Microsoft patches a dozen bugs in Office

Fixes a 2-month-old Excel exploit, patches another URI protocol handler flaw

For Storms, MS08-015 was the second-most-important bulletin of the quartet. Affecting every supported version of Outlook -- and critical across the board, even on the newest edition, Outlook 2007 -- the bug is located in code that tells Microsoft's e-mail client how to handle the "mailto:" URI protocol handler.

URI (Uniform Resource Identifier) protocol handler bugs have plagued Microsoft's software, as well as that of other vendors, since last summer. Microsoft patched a general protocol handler flaw in Windows back in November, for example, but only after several months of sometimes contentious debate about who was responsible for the vulnerability.

It's likely, said nCircle's Storms, that the mailto: flaw in Outlook was actually discovered during the URI protocol handler dustup, and reported privately to Microsoft around then. "It makes sense that this was disclosed about the same time," said Storms. "Everybody was scrutinizing the URI issue, so the likelihood of someone finding it then was really high." Because the bug was reported directly to Microsoft and news of it didn't leak, Microsoft could take its time crafting a patch, Storms theorized. Microsoft credited Greg MacManus of iDefense Labs for reporting the vulnerability.

Unlike most Office-related vulnerabilities, however, the Outlook bug isn't in a file format, and doesn't require hackers to deliver rigged attachments. Instead, the bug can be triggered by simply clicking on a specially-crafted mailto: URI that would then take the victim to a malicious or hacked Web site.

The other two bulletins -- MS08-016 and MS08-017 -- fix a pair of parsing and memory corruption bugs in several versions of Office, and plug two holes in Office Web Components, controls that let users publish spreadsheets, charts and databases to the Web, then view that content once it's published.

What's interesting, Storms said, is that those vulnerabilities, as well at the other eight in the dozen patched today, can all be mitigated by doing what Microsoft and others constantly recommend: Run Windows as a local user, not with admin rights. "This might be the first month ever that running [as a local] user protects you from all the bugs," Storms said.
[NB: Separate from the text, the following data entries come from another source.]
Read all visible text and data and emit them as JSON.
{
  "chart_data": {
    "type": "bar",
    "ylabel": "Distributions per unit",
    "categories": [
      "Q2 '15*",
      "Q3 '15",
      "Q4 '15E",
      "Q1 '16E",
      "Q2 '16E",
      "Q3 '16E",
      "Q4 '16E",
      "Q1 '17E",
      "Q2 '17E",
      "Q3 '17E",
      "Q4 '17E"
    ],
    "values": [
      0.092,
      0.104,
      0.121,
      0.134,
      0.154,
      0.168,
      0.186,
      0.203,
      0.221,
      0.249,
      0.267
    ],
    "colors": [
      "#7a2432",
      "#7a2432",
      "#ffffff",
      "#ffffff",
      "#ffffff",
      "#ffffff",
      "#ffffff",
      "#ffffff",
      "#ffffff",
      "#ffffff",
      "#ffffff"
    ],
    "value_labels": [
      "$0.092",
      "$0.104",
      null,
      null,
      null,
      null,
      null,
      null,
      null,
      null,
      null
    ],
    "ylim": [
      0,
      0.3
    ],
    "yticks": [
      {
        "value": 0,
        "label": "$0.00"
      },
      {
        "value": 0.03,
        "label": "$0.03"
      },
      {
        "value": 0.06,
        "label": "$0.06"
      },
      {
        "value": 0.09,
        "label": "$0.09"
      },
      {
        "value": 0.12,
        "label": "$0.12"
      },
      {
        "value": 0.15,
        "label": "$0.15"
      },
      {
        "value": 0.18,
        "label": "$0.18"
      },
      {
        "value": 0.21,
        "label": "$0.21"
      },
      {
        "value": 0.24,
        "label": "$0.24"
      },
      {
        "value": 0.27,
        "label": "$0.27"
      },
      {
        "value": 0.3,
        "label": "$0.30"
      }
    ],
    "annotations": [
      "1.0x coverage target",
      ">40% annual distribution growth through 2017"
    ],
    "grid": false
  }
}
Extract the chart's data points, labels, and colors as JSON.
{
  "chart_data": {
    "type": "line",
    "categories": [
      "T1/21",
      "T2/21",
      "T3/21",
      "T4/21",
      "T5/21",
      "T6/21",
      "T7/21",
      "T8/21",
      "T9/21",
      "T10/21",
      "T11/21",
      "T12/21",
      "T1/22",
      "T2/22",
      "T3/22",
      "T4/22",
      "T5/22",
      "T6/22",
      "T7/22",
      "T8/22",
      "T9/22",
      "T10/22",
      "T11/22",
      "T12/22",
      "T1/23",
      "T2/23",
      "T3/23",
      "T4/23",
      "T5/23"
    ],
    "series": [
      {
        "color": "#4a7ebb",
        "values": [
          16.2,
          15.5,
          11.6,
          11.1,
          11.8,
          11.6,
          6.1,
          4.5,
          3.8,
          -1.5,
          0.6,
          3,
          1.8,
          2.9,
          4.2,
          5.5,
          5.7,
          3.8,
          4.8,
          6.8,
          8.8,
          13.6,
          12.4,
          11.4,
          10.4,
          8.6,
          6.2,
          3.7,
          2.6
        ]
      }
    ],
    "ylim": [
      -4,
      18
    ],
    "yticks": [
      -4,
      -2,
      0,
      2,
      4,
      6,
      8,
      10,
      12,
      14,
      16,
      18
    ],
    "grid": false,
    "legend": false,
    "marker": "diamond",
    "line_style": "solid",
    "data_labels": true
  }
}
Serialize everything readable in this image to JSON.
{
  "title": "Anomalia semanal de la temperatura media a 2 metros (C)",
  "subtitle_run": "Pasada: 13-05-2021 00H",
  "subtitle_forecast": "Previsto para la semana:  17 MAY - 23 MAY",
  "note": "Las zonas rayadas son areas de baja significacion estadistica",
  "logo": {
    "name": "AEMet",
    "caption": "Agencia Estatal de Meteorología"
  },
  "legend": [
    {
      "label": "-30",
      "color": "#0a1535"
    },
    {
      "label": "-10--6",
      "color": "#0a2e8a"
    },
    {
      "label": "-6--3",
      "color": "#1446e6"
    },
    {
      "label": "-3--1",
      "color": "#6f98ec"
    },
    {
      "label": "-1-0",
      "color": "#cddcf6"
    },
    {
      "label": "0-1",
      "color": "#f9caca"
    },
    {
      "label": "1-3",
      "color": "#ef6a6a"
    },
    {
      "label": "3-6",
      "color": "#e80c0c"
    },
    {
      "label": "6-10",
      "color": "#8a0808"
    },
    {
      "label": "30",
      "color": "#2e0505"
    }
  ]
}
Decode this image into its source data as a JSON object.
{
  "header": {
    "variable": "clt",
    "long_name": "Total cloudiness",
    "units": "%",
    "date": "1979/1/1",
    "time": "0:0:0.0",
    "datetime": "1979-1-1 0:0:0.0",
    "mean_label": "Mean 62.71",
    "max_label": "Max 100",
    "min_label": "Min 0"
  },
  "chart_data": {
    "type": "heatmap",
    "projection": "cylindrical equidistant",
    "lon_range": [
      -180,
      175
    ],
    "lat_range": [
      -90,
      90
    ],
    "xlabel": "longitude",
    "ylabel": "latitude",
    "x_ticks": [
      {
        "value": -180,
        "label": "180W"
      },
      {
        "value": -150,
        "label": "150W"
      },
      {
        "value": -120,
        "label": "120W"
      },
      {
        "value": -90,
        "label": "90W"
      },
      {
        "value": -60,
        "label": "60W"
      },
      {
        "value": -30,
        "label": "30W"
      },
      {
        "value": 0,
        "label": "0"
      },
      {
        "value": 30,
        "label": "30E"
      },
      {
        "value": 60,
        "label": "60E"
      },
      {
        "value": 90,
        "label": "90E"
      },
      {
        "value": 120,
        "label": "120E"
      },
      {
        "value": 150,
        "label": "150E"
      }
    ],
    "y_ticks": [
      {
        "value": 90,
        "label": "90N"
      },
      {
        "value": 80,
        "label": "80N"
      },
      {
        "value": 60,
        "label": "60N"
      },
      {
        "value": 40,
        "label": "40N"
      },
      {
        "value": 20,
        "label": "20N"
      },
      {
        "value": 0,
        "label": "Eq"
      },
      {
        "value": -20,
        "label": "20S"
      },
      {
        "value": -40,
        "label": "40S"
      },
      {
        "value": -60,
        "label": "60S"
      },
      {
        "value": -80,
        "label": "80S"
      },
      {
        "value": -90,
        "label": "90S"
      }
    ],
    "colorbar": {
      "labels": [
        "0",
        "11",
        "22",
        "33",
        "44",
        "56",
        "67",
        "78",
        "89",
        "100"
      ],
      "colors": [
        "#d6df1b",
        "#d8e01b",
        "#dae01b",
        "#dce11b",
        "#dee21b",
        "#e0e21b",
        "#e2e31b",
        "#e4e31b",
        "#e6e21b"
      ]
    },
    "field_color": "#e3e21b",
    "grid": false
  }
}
On the trend line, both Storms and Amol Sarwate, the manager of Qualys Inc.'s vulnerability lab, pointed to the emphasis on client applications, not the operating system, in today's updates. "The trend again is of vulnerabilities in client-side applications," said Sarwate, noting the shift toward exploiting flaws in commonly-used programs like Microsoft Office.

"If you look at these, there's a lot of copy and paste," said Storms, referring to the bulletins' descriptions and the other flavor of today's updates. "They're all [about] Office, they're all critical. That totally makes sense [and] may be a turning point for Microsoft. Maybe they're clearing out the last batch of vulnerabilities in Office. It's such a homogeneous bunch and so similar all down the line.

"Maybe they've finally gotten their act together," Storms concluded.

The four security updates can be downloaded and installed via the Microsoft Update and Windows Update services, as well as through Windows Server Update Services.